Live concert footage from the same year shows that Foster did, in fact, play the Taurus with his hands (whereas future touring bassist Leland Sklar played the Taurus with his feet while simultaneously playing bass guitar). He did not strike the pedals with his fist, however, instead simply depressing each pedal with the flat of his hand.

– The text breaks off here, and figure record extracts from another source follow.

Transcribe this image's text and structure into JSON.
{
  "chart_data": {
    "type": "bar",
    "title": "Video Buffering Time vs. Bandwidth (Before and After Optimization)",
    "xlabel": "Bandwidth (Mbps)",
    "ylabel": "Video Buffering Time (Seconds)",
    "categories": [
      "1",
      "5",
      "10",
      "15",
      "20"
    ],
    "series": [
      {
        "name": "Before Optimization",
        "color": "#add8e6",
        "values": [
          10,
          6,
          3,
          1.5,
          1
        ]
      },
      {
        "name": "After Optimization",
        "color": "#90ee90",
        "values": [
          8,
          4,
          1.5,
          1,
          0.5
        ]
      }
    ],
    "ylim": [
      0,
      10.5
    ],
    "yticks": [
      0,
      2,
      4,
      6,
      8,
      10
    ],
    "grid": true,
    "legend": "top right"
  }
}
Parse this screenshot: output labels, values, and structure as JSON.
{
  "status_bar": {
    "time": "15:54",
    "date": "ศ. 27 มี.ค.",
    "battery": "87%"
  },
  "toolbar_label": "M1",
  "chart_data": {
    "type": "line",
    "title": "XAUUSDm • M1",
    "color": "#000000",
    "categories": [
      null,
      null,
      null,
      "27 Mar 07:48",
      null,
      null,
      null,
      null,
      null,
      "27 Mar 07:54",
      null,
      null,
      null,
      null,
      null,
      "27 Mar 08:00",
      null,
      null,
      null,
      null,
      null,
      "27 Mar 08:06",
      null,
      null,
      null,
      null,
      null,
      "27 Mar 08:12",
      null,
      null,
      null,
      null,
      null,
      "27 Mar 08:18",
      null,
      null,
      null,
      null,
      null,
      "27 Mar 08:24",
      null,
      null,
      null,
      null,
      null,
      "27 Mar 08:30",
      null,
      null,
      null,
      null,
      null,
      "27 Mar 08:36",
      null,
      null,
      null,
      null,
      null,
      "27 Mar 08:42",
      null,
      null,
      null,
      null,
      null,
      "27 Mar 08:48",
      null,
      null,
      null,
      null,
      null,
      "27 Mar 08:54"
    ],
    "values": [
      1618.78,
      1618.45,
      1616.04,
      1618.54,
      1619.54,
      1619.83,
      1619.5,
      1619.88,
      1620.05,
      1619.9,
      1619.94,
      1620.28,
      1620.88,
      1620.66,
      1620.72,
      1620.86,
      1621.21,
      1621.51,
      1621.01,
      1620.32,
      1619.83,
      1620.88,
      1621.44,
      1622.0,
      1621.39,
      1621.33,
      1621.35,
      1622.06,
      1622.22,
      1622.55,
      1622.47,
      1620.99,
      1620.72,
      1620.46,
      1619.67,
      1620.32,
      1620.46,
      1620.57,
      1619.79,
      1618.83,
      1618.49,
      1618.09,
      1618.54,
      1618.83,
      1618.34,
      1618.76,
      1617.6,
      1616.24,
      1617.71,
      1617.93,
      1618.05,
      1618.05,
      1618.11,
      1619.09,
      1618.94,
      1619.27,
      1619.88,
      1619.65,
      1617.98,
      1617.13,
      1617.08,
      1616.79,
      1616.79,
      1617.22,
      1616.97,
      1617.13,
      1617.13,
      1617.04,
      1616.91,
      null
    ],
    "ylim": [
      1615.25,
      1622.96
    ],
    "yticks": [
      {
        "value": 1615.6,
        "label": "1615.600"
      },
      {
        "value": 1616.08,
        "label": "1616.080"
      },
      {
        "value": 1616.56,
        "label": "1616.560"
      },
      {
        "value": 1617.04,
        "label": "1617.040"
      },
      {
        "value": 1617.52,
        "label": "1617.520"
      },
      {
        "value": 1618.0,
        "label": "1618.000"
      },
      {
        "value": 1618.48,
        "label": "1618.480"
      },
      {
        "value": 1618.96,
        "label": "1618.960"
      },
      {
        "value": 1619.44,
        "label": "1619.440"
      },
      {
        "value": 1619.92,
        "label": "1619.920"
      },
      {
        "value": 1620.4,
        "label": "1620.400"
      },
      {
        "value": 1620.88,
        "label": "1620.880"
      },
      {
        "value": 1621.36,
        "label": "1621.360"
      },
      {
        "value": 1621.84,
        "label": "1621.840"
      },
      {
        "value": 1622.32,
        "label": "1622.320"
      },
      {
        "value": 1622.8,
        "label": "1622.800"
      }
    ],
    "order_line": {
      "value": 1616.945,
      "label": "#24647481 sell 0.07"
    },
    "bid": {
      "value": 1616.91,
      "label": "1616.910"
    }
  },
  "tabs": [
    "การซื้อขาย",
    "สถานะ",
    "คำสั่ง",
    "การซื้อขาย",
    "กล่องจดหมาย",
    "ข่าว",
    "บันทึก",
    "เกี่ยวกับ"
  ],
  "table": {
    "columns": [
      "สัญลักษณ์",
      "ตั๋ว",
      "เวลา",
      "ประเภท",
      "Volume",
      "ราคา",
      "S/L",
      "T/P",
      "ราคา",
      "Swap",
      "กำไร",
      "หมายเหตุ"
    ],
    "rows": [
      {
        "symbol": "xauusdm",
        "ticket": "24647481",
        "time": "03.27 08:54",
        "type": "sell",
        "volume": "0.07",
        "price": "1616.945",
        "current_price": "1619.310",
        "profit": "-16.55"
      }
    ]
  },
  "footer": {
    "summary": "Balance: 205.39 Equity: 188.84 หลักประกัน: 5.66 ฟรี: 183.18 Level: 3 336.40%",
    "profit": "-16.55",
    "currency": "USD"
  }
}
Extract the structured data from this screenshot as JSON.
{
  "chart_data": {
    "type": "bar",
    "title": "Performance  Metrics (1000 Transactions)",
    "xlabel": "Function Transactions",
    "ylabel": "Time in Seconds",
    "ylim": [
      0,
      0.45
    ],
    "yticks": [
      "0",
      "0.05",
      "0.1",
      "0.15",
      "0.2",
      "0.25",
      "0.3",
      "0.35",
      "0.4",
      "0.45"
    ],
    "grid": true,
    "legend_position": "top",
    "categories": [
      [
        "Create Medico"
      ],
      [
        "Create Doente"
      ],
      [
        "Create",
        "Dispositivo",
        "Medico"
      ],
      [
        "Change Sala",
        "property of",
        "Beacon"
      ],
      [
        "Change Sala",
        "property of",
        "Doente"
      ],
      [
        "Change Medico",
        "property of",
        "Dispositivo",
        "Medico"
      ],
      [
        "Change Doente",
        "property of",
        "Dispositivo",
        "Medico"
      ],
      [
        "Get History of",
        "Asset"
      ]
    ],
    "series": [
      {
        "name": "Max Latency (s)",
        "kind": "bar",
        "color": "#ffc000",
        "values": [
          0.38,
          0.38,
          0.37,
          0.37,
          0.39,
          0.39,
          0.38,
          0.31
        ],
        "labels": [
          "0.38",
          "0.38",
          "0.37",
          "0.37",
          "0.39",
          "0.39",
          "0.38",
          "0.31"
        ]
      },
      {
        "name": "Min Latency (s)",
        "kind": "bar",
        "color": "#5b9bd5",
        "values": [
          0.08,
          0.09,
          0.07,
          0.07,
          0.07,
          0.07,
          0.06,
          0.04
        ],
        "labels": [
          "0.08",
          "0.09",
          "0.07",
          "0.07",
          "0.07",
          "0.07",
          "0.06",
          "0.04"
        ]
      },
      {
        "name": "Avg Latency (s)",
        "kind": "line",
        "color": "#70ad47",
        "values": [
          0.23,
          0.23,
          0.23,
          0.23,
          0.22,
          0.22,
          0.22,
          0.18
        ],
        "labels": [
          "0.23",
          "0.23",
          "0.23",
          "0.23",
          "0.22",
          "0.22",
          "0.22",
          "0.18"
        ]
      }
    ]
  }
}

He did frequently manipulate the Taurus's filters to great effect, but the bassline he performed was the simplified version heard on the recording rather than the overzealous part he mimed in the video.

== Track listing ==
=== 7": Atlantic 7-89877 (US) ===
1. "I Don't Care Anymore"
2. "The West Side"

===7": WEA 25.9938-7 (Holland)===
1. "I Don't Care Anymore"
2. "Don't Let Him Steal Your Heart Away"

===12": WEA 25-9935 (Holland)===
1. "I Don't Care Anymore"
2. "Don't Let Him Steal Your Heart Away"
3. "And So to F" (Live) (6:34)

== Charts ==

| Chart (1983) | Peak position |
|---|---|
| US Billboard Hot 100 | 39 |
| US Billboard Top Rock Tracks | 3 |

== Personnel ==
- Phil Collins – vocals, keyboards, bass pedals, drums, tambourine
- Daryl Stuermer – guitars

== Hellyeah version ==

American heavy metal supergroup Hellyeah released a cover version of I Don't Care Anymore as a single on July 27, 2016 off their fifth studio album Undeniable. The cover features a lost performance by Dimebag Darrell which was unearthed by his older brother, Hellyeah drummer Vinnie Paul. According to Paul, Damageplan's cover of the song never saw the light of day and it took him three weeks to find the recordings. The lost recordings would eventually be converted with Pro Tools with the help of producer Kevin Churko. Chad Gray called recording the vocal sessions a very emotional moment while mentioning that having the band track Dimebag Darrell's riffs was one of the most magical moments in Gray's career. A music video for the rendition was released to Eleven Seven's YouTube channel a day after the single was released with the video being directed by William "Wombat Fire" Felch. In an interview with Billboard, Chad Gray stated that he hopes that Phil Collins loves the band's cover of the track.

=== Charts ===

| Chart (2016) | Peak position |
|---|---|
| U.S. Billboard Mainstream Rock | 10 |
| U.S. Billboard Rock Airplay | 32 |

== Other cover versions ==
- From Zero covered the song on their second and final studio album My So-Called Life (2003).
- Tweaker covered the song on their third studio album Call the Time Eternity (2012).
- Saint Asonia covered the song in 2016 as a non-album single.